First, lawmakers should remove impractical restrictions on one of the most important postmarket tools in the bill, the Special Rule. The rule should allow the agency to act quickly in defense of public health when regulators become aware of a test that may pose unacceptable risks.
However, the 2020 legislation would prevent such action unless the agency could demonstrate that there is insufficient scientific evidence to support a test’s validity; and that the product is being marketed with deceptive or fraudulent claims or is reasonably likely to cause serious patient harm. These requirements far exceed those for the agency’s postmarket tools for other medical products and would place an unnecessary burden on the agency to exercise its authority.
Second, lawmakers should revise the bill to preserve the long-standing mandate that doctors, nurses, and other health care workers report cases of test-related patient harm to FDA. The 2020 bill proposed eliminating these requirements, which could hamper the agency’s ability to detect signals of a potentially faulty test. Providers’ accounts of patient injuries and test malfunctions are an essential source of information about the real-world performance of medical products.

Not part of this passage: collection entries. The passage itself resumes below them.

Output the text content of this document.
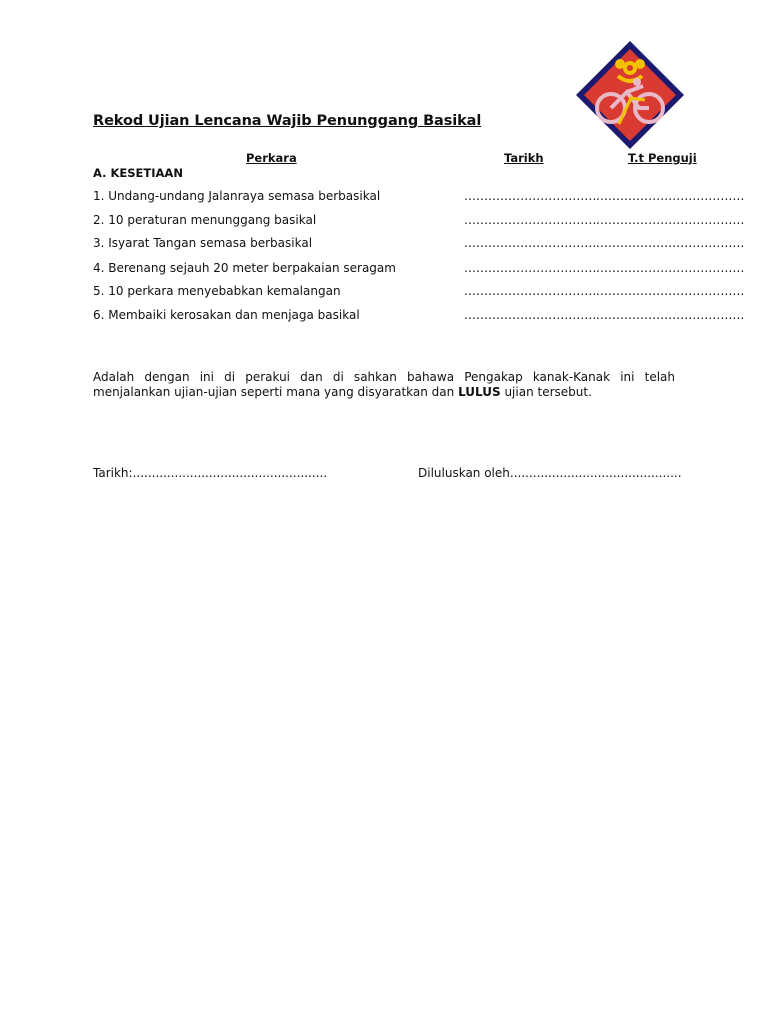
Rekod Ujian Lencana Wajib Penunggang Basikal
Perkara	Tarikh	T.t Penguji
A. KESETIAAN
1. Undang-undang Jalanraya semasa berbasikal	................................. .....................................
2. 10 peraturan menunggang basikal	................................. .....................................
3. Isyarat Tangan semasa berbasikal	................................. .....................................
4. Berenang sejauh 20 meter berpakaian seragam	................................. .....................................
5. 10 perkara menyebabkan kemalangan	................................. .....................................
6. Membaiki kerosakan dan menjaga basikal	................................. .....................................
Adalah dengan ini di perakui dan di sahkan bahawa Pengakap kanak-Kanak ini telah menjalankan ujian-ujian seperti mana yang disyaratkan dan LULUS ujian tersebut.
Tarikh:...................................................	Diluluskan oleh.............................................
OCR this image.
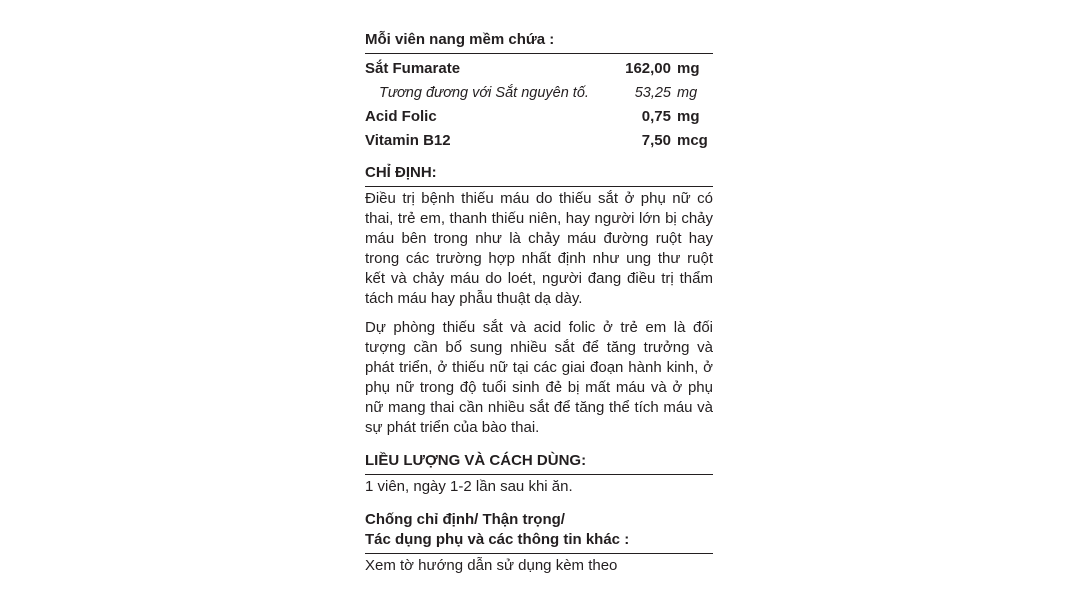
Mỗi viên nang mềm chứa :
Sắt Fumarate	162,00 mg
Tương đương với Sắt nguyên tố.	53,25 mg
Acid Folic	0,75 mg
Vitamin B12	7,50 mcg
CHỈ ĐỊNH:
Điều trị bệnh thiếu máu do thiếu sắt ở phụ nữ có thai, trẻ em, thanh thiếu niên, hay người lớn bị chảy máu bên trong như là chảy máu đường ruột hay trong các trường hợp nhất định như ung thư ruột kết và chảy máu do loét, người đang điều trị thẩm tách máu hay phẫu thuật dạ dày.
Dự phòng thiếu sắt và acid folic ở trẻ em là đối tượng cần bổ sung nhiều sắt để tăng trưởng và phát triển, ở thiếu nữ tại các giai đoạn hành kinh, ở phụ nữ trong độ tuổi sinh đẻ bị mất máu và ở phụ nữ mang thai cần nhiều sắt để tăng thể tích máu và sự phát triển của bào thai.
LIỀU LƯỢNG VÀ CÁCH DÙNG:
1 viên, ngày 1-2 lần sau khi ăn.
Chống chỉ định/ Thận trọng/
Tác dụng phụ và các thông tin khác :
Xem tờ hướng dẫn sử dụng kèm theo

Lastly, the VALID Act must provide adequate resources for FDA to oversee the increasingly complex diagnostics market. Although the 2020 bill would authorize the agency to collect user fees from test developers to fund oversight activities, it would also prevent FDA from gathering fees until the completion of milestones (such as rulemaking) that typically require years of work and significant resources. Whether through appropriations, user fees, or a combination thereof, Congress should authorize funds the agency will need to successfully conduct rigorous oversight from the start of the law’s implementation.
Safe and accurate diagnostic tests have never been more important to the health of individual Americans and the nation. With key improvements, the VALID Act would create a flexible and risk-based oversight system that delivers reliable IVDs for patients and a level playing field for the companies and labs creating these important products. Approval of these urgently needed reforms should rank high on the agenda of the new Congress and president.
Liz Richardson directs The Pew Charitable Trusts’ health care products project.